Vous n’avez donc eu aucun tort, aucune négligence pour le mariage rompu ni pour les Finck… Quand nous aurons pris un parti, je vous le manderai, et vous verrez ce que vous pouvez et voulez faire. Je vous tends bien franchement la main ; la griffe s’éloigne, la douce patte ne se présente pas, elle sent l’hypocrite saint homme de chat. Adieu.

P. S. Hier madame S***, voyant le plaisir que m’avait fait votre lettre et celui que vous avait fait la mienne, dit : Il est des nœuds secrets. Certains fils, ajouta-t-elle, sont fins et deviennent imperceptibles, cependant ils ne rompent pas. On les retrouve dans l’occasion. Je lui dis que je vous régalerais de ce propos et de l’à-propos. Voici une lettre toute pliée et avec son adresse, que je rouvre deux fois le jour pour ajouter quelques mots en dedans, en dehors, entre les lignes, — partout… Vous croyez peut-être qu’après tant de bavardage j’ai tout dit. Oh ! non… Vous demandez si je porte ma belle robe noire. Non ; ma garde-robe se règle sur miss. Ses griffes vraiment acérées éraillent mes habits, et toute sa personne les salit un peu. Il faut s’arranger pour n’avoir jamais à repousser sa petite bête… Mon luxe personnel est tout entier dans mes mouchoirs de poche. J’en ai à vignettes, à petits trous, etc. J’en ai un brodé !

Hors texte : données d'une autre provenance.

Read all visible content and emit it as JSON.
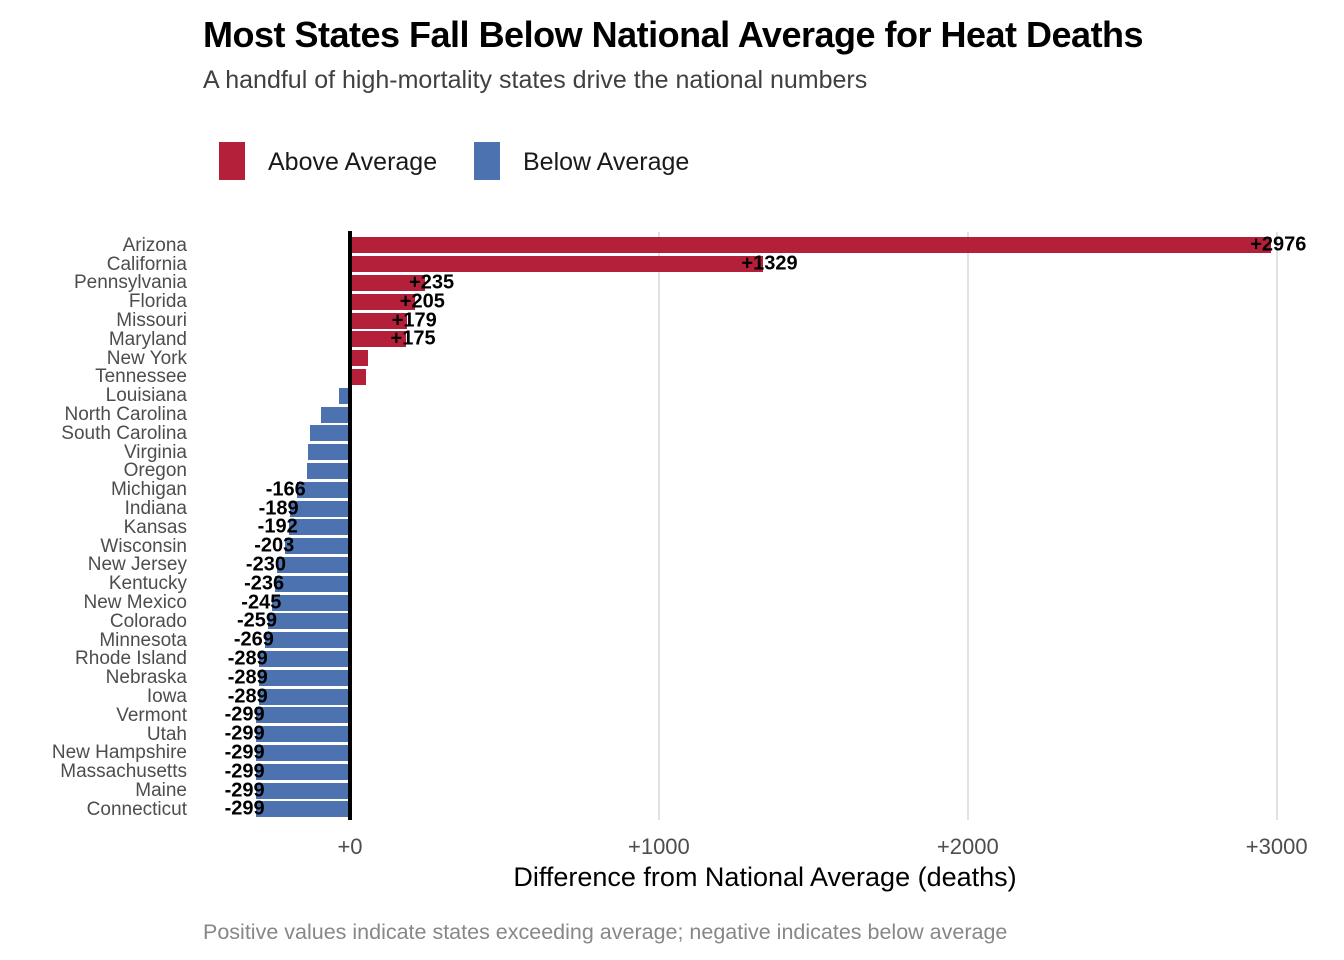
{
  "header": {
    "title": "Most States Fall Below National Average for Heat Deaths",
    "subtitle": "A handful of high-mortality states drive the national numbers"
  },
  "legend": {
    "items": [
      {
        "label": "Above Average",
        "color": "#B41F3A"
      },
      {
        "label": "Below Average",
        "color": "#4C72B0"
      }
    ]
  },
  "chart_data": {
    "type": "bar",
    "orientation": "horizontal",
    "title": "Most States Fall Below National Average for Heat Deaths",
    "subtitle": "A handful of high-mortality states drive the national numbers",
    "xlabel": "Difference from National Average (deaths)",
    "caption": "Positive values indicate states exceeding average; negative indicates below average",
    "xlim": [
      -500,
      3200
    ],
    "grid": "vertical-only",
    "legend_position": "top-left",
    "x_ticks": [
      {
        "value": 0,
        "label": "+0"
      },
      {
        "value": 1000,
        "label": "+1000"
      },
      {
        "value": 2000,
        "label": "+2000"
      },
      {
        "value": 3000,
        "label": "+3000"
      }
    ],
    "colors": {
      "above": "#B41F3A",
      "below": "#4C72B0",
      "gridline": "#E2E2E2",
      "zero_line": "#000000"
    },
    "states": [
      {
        "name": "Arizona",
        "value": 2976,
        "label": "+2976",
        "group": "above"
      },
      {
        "name": "California",
        "value": 1329,
        "label": "+1329",
        "group": "above"
      },
      {
        "name": "Pennsylvania",
        "value": 235,
        "label": "+235",
        "group": "above"
      },
      {
        "name": "Florida",
        "value": 205,
        "label": "+205",
        "group": "above"
      },
      {
        "name": "Missouri",
        "value": 179,
        "label": "+179",
        "group": "above"
      },
      {
        "name": "Maryland",
        "value": 175,
        "label": "+175",
        "group": "above"
      },
      {
        "name": "New York",
        "value": 52,
        "label": "",
        "group": "above"
      },
      {
        "name": "Tennessee",
        "value": 45,
        "label": "",
        "group": "above"
      },
      {
        "name": "Louisiana",
        "value": -30,
        "label": "",
        "group": "below"
      },
      {
        "name": "North Carolina",
        "value": -88,
        "label": "",
        "group": "below"
      },
      {
        "name": "South Carolina",
        "value": -122,
        "label": "",
        "group": "below"
      },
      {
        "name": "Virginia",
        "value": -131,
        "label": "",
        "group": "below"
      },
      {
        "name": "Oregon",
        "value": -133,
        "label": "",
        "group": "below"
      },
      {
        "name": "Michigan",
        "value": -166,
        "label": "-166",
        "group": "below"
      },
      {
        "name": "Indiana",
        "value": -189,
        "label": "-189",
        "group": "below"
      },
      {
        "name": "Kansas",
        "value": -192,
        "label": "-192",
        "group": "below"
      },
      {
        "name": "Wisconsin",
        "value": -203,
        "label": "-203",
        "group": "below"
      },
      {
        "name": "New Jersey",
        "value": -230,
        "label": "-230",
        "group": "below"
      },
      {
        "name": "Kentucky",
        "value": -236,
        "label": "-236",
        "group": "below"
      },
      {
        "name": "New Mexico",
        "value": -245,
        "label": "-245",
        "group": "below"
      },
      {
        "name": "Colorado",
        "value": -259,
        "label": "-259",
        "group": "below"
      },
      {
        "name": "Minnesota",
        "value": -269,
        "label": "-269",
        "group": "below"
      },
      {
        "name": "Rhode Island",
        "value": -289,
        "label": "-289",
        "group": "below"
      },
      {
        "name": "Nebraska",
        "value": -289,
        "label": "-289",
        "group": "below"
      },
      {
        "name": "Iowa",
        "value": -289,
        "label": "-289",
        "group": "below"
      },
      {
        "name": "Vermont",
        "value": -299,
        "label": "-299",
        "group": "below"
      },
      {
        "name": "Utah",
        "value": -299,
        "label": "-299",
        "group": "below"
      },
      {
        "name": "New Hampshire",
        "value": -299,
        "label": "-299",
        "group": "below"
      },
      {
        "name": "Massachusetts",
        "value": -299,
        "label": "-299",
        "group": "below"
      },
      {
        "name": "Maine",
        "value": -299,
        "label": "-299",
        "group": "below"
      },
      {
        "name": "Connecticut",
        "value": -299,
        "label": "-299",
        "group": "below"
      }
    ]
  }
}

  1. Libraire neuchâtelois.
  2. L’ami de J.-J. Rousseau, celui avec lequel ce dernier retrouva un jour les pervenches. M. du Peyrou vivait à Neuchâtel, où l’un montre encore son hôtel.
  3. Espèce de jeu alors fort à la mode à Lausanne, à Neuchâtel.
  4. Opéra de madame de Charrière, qui en a composé et fait jouer plusieurs.
  5. Ouvrage de madame de Charrière.